A researcher wants to estimate the percentage of all adults that have used the Internet to seek pre-purchase information in the past 30 days, with a tolerable sampling error (E) of 0.03 and a confidence level of 95%. If prior secondary data indicated that 25% of all adults had used the Internet for such a purpose, what is the required sample size for the new study

Answer 1

Answer:

The required sample size for the new study is 801.

Step-by-step explanation:

In a sample with a number n of people surveyed with a probability of a success of $\pi$, and a confidence level of $1-\alpha$, we have the following confidence interval of proportions.

$\pi \pm z\sqrt{\frac{\pi(1-\pi)}{n}}$

In which

z is the zscore that has a pvalue of $1 - \frac{\alpha}{2}$.

The margin of error is:

$M = z\sqrt{\frac{\pi(1-\pi)}{n}}$

25% of all adults had used the Internet for such a purpose

This means that $\pi = 0.25$

95% confidence level

So $\alpha = 0.05$, z is the value of Z that has a pvalue of $1 - \frac{0.05}{2} = 0.975$, so $Z = 1.96$.

What is the required sample size for the new study?

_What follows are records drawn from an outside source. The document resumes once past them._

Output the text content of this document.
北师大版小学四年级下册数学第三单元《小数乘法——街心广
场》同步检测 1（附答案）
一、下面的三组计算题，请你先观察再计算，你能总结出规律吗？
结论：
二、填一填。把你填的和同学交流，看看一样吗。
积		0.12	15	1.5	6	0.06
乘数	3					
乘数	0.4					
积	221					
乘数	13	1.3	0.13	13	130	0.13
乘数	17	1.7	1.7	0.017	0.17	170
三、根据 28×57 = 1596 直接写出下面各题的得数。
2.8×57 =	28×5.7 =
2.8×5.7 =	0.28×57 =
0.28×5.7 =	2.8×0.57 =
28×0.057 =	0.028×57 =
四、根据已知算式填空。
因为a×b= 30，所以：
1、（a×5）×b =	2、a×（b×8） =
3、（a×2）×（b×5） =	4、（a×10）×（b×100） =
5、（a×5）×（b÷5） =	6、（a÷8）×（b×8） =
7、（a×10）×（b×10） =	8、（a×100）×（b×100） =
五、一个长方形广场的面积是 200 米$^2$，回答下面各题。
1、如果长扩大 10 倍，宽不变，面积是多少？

This is n for which M = 0.03. So

$M = z\sqrt{\frac{\pi(1-\pi)}{n}}$

$0.03 = 1.96\sqrt{\frac{0.25*0.75)}{n}}$

$0.03\sqrt{n} = 1.96\sqrt{0.25*0.75}$

$\sqrt{n} = \frac{1.96\sqrt{0.25*0.75}}{0.03}$

$(\sqrt{n})^2 = (\frac{1.96\sqrt{0.25*0.75}}{0.03})^2$

$n = 800.3$

Rounding up:

The required sample size for the new study is 801.